Tim’s own mobile phone is a godsend to him, planning greyhound fixtures for example. One message includes a photo of nephew Philip leading one of Denis Hogan’s horses at Doncaster. While replying to confirm the time for the pre-Christmas visit and smiling at the wonder of this 84-year-old WhatsApp wizard, what lands on the windowsill outside but a robin. Coincidence of course.

“Philip never liked having his photo taken. He seldom got into a photo. If anything he’d turn his back to the camera.”

A most amazing set of photo albums, taken by Silvia Röösli and featuring the most complete collection of Philip’s stallions, show he did not always turn his back to the camera. Photo albums were one way Philip was paid or repaid. Bales of hay; pups; 3,500 words; a freshly caught salmon from the river Moy, brought by Captain Clover’s breeder Cormac Hanley, are others.
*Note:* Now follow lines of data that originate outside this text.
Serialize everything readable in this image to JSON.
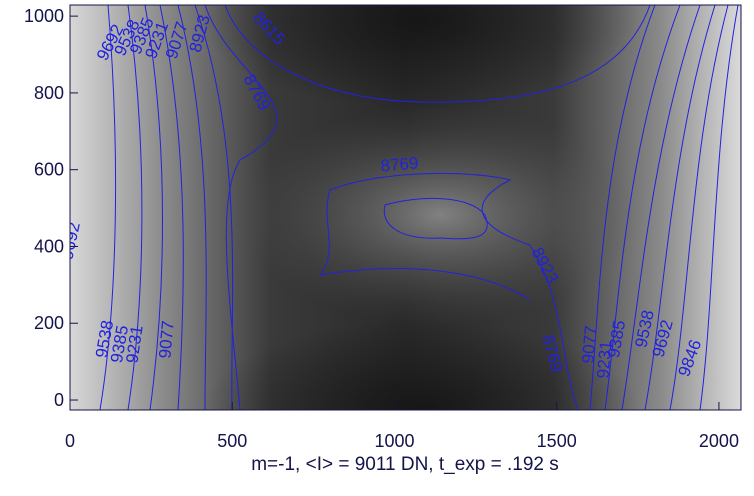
{
  "chart_data": {
    "type": "contour",
    "xlabel": "m=-1, <I> = 9011 DN, t_exp = .192 s",
    "xlim": [
      0,
      2068
    ],
    "ylim": [
      -26,
      1029
    ],
    "xticks": [
      0,
      500,
      1000,
      1500,
      2000
    ],
    "yticks": [
      0,
      200,
      400,
      600,
      800,
      1000
    ],
    "contour_color": "#2222dd",
    "contour_labels": [
      9692,
      9538,
      9385,
      9231,
      9077,
      8923,
      8615,
      8769,
      8769,
      9692,
      9538,
      9385,
      9231,
      9077,
      8923,
      8769,
      9077,
      9231,
      9385,
      9538,
      9692,
      9846
    ]
  }
}
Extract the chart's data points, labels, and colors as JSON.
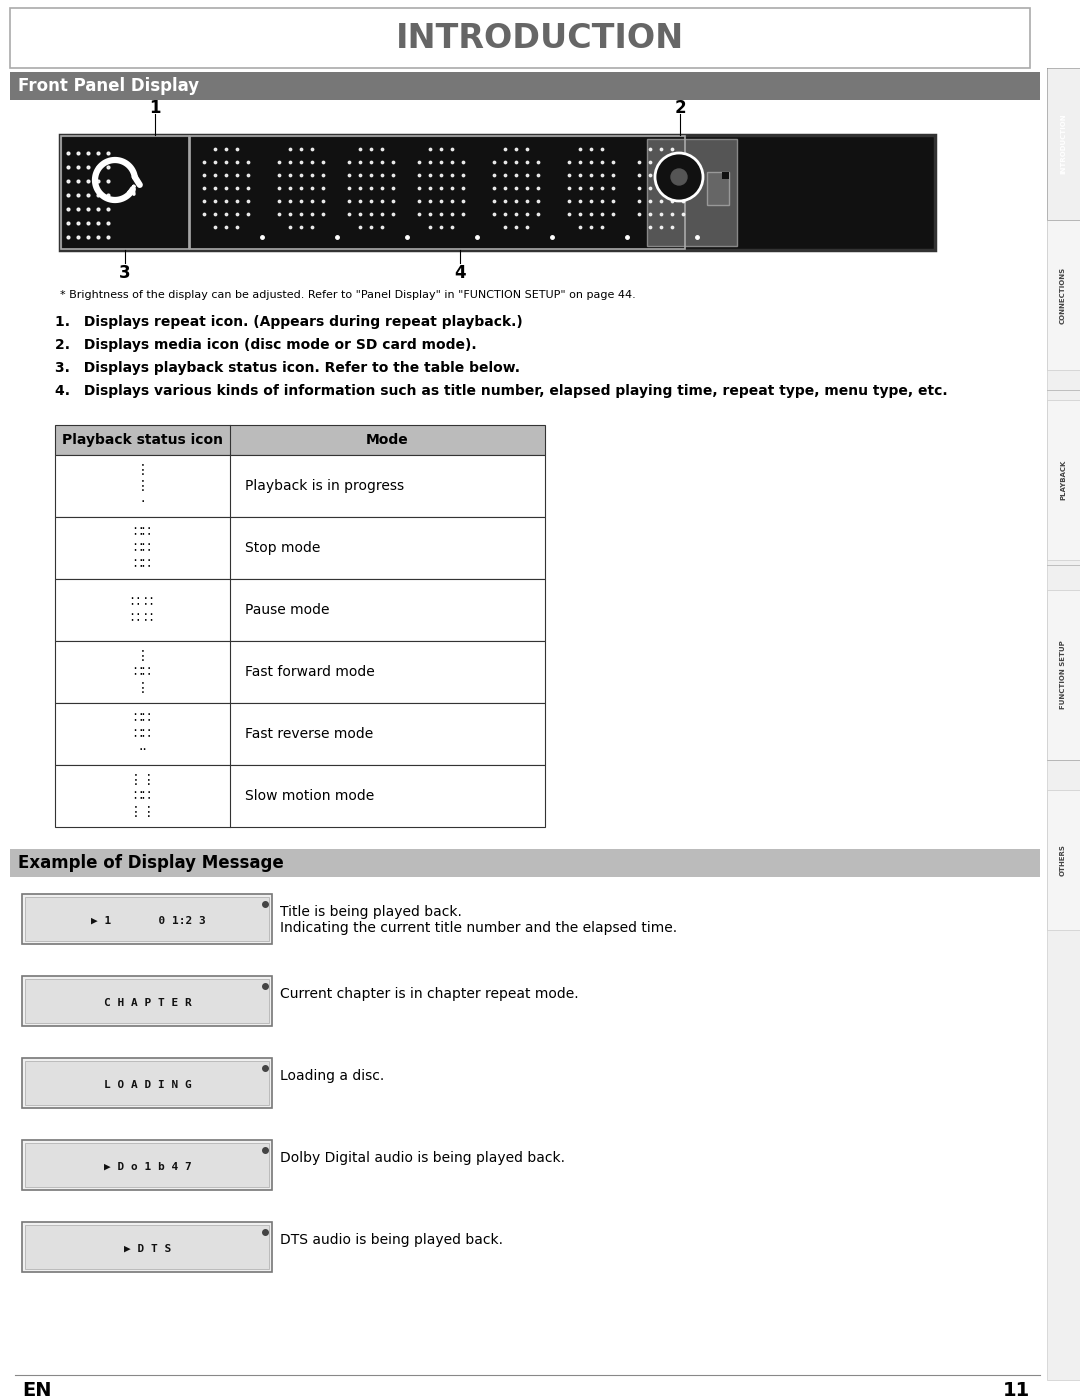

With the post-Dick Jennings era followed by central inspections for stallions, there were fewer registered stallions at Ringroe. Matt Page was absolutely correct when he said at the 2016 stallion inspections that Clover Hill would not pass today.

“Dick Jennings was a man with common sense. A man you can negotiate with is a great man. Other people in his position would just say, ‘He’s a half-bred’ but we were just pointing out that horse [Clover Hill] does not look like a half-bred horse,” Tim emphasised.

Times have changed and Irish breeding has moved on. “There’s not so many horses being bred locally now,” he added. “The world is a different place now, everyone is in a hurry.”

The legacy of those years is not so much seen at Ringroe, where the yard has mostly gone back to nature. As a man of nature, Philip would approve of this. The legacy is seen wider afield such as 27 approved stallion sons, a Swedish horse farm named after a Clover Hill mare, stables, land and jeeps bought and third level education paid for on the back of profitable times. The same knot of loyal breeders, including Willie Nicholas and retired Mayo postman Peter McHugh, still turn up at his anniversary Mass.

Heenan, either wearing a tweed jacket, dustcoat or oilskins, depending on the season and often with a bag of Emerald sweets in a pocket, held the key to many puzzles. For example, the mystery of Ballaghmor Class’s dam would have been solved in seconds with his encyclopaedic knowledge.

He was of his time but what a time; one of characters, profits and success stories in Irish breeding.